Japan Hit by 5.3 Magnitude Earthquake

Local residents wade through a flooded residential area, the result of the Kinugawa river overflowing, in Joso, Ibaraki prefecture, Japan, September 11. Issei Kato/Reuters

A magnitude 5.3 earthquake hit the south coast of Japan early Saturday morning local time and was felt in the capital Tokyo, according to the Japanese Meteorological Agency (JMA).

The agency said the earthquake does not pose a tsunami risk. In March, 2011, a magnitude-9 earthquake off the country's coast triggered a tsunami, killing thousands and destroying hundreds of thousands of homes.

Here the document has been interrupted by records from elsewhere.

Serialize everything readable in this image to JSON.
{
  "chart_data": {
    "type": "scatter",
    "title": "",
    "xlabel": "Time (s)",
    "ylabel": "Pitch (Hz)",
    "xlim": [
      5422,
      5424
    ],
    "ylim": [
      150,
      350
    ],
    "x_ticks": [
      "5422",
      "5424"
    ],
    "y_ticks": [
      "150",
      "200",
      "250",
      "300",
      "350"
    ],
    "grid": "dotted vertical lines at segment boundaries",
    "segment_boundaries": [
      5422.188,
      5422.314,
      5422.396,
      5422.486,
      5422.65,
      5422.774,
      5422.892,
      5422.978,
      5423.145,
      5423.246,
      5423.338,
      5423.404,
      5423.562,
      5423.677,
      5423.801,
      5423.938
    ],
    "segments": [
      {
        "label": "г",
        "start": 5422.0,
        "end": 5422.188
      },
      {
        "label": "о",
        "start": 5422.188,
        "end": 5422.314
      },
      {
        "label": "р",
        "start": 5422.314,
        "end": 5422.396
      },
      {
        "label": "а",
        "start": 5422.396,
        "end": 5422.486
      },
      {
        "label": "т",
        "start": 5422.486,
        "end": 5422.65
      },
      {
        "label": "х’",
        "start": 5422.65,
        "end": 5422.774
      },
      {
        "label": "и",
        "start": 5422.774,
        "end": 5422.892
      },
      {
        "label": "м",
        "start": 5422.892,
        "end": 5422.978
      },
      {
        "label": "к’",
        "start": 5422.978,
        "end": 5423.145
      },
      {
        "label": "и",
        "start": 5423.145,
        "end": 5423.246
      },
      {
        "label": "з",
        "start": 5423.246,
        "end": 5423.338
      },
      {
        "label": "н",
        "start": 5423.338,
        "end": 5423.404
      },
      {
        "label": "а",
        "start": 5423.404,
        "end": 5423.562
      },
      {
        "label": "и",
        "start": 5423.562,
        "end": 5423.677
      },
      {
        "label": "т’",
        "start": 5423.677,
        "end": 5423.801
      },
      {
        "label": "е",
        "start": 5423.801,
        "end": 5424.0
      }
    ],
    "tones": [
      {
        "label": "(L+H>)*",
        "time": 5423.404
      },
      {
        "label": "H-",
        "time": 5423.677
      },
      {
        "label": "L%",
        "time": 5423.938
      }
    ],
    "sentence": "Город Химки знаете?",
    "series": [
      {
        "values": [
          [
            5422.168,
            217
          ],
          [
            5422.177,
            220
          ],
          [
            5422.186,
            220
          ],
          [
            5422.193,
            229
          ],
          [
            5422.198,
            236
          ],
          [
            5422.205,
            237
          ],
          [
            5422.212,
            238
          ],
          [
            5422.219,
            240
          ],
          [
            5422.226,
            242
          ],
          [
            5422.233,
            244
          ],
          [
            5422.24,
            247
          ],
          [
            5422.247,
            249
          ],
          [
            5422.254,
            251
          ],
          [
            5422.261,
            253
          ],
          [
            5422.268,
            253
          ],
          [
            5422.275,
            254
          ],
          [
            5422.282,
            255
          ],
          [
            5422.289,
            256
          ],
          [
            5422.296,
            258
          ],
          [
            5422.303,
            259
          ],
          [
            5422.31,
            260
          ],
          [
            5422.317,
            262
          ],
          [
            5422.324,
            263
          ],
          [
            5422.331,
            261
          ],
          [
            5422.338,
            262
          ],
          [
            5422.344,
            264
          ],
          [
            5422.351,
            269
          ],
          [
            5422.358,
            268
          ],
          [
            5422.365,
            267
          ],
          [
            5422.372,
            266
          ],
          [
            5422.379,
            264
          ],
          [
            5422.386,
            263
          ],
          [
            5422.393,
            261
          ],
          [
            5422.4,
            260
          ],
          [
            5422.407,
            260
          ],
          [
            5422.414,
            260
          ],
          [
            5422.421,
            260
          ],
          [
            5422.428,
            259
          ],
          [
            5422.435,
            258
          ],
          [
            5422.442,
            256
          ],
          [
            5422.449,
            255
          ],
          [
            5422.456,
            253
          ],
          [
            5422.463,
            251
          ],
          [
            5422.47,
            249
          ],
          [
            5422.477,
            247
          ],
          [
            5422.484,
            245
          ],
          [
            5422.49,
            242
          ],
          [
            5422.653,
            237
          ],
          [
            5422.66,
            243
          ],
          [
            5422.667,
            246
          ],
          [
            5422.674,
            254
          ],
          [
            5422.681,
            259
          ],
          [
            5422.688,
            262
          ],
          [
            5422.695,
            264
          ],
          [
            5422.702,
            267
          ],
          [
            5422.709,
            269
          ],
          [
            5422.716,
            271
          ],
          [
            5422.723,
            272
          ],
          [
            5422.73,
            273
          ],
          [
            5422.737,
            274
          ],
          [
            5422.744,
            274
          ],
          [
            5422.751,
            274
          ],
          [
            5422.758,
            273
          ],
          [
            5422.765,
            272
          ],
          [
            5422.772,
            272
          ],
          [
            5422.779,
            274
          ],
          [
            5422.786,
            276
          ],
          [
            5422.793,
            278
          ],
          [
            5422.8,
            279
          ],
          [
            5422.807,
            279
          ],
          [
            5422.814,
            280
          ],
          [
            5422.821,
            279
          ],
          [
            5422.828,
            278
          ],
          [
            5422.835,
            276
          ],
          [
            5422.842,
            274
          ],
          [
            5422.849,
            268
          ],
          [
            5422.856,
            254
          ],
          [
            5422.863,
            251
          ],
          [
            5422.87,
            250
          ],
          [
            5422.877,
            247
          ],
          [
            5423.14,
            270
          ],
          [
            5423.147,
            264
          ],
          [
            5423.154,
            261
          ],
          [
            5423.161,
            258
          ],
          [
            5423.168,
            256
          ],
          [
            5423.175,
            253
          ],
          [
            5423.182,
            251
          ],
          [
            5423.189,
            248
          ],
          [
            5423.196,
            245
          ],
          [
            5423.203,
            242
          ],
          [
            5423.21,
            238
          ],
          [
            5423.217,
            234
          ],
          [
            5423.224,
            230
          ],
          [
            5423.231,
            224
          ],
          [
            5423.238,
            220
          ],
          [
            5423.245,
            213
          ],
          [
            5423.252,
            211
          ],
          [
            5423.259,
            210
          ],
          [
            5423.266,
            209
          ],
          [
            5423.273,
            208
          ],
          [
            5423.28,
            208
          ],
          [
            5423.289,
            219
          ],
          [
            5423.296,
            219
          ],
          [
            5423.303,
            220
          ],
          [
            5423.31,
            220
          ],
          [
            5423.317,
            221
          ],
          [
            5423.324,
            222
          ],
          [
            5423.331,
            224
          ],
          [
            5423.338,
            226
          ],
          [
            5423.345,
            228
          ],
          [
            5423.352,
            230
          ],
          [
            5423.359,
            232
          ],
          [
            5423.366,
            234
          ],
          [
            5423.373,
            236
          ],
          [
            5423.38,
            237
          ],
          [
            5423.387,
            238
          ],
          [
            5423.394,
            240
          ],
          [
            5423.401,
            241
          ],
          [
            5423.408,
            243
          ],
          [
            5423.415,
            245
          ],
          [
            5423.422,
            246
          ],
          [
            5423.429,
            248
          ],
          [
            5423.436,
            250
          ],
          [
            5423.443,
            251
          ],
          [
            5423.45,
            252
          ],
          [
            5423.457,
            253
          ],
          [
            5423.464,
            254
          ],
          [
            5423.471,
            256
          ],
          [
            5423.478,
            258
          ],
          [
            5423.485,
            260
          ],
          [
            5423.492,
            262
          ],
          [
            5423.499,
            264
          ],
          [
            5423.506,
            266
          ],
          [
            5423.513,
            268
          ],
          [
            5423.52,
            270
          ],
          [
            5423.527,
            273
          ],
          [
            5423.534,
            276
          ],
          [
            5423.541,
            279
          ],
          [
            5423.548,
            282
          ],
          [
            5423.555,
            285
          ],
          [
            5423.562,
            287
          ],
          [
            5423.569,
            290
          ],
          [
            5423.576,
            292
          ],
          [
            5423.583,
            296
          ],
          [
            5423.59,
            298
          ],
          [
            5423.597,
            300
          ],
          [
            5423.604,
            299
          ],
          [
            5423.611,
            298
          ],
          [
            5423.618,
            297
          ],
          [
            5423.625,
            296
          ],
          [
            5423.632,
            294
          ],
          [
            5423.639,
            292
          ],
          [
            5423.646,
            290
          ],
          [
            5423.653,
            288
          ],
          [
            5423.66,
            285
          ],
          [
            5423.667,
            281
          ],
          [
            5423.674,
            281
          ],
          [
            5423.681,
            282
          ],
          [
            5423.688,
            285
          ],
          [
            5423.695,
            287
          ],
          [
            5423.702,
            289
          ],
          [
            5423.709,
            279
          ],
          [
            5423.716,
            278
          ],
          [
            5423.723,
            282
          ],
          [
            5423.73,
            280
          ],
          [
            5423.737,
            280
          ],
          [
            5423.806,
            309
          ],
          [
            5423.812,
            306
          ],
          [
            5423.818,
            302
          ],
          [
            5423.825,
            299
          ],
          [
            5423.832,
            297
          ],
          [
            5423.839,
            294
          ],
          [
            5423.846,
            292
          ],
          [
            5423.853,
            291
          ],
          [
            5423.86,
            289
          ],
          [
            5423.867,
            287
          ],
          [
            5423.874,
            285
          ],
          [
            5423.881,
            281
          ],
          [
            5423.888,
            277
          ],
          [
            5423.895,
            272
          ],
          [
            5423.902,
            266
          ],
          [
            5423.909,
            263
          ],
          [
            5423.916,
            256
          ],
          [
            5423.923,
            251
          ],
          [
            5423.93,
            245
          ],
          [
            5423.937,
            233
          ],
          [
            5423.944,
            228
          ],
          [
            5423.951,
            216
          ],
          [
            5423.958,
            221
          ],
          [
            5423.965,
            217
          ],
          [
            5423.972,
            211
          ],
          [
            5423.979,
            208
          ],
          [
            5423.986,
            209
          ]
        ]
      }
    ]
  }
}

The U.S. Geological Survey (USGS) Earthquake Hazards Program, which measured the quake's magnitude at 5.4, said the epicenter of the earthquake is 20 miles southeast of Tokyo and seven miles away from the city of Ichihara. Tokyo experienced the some of the largest shocks from Saturday's earthquake, the JMA said.

Earlier this week more than 100,000 people were evacuated from their homes in Japan after an unprecedented bout of rain led to flooding and landslides.

According to USGS, since 1900 there have been nine earthquakes in Japan and four in Taiwan that have caused more than 1,000 fatalities each, resulting in more than 200,000 earthquake-related deaths.

This is a developing story and will be updated once more information becomes available.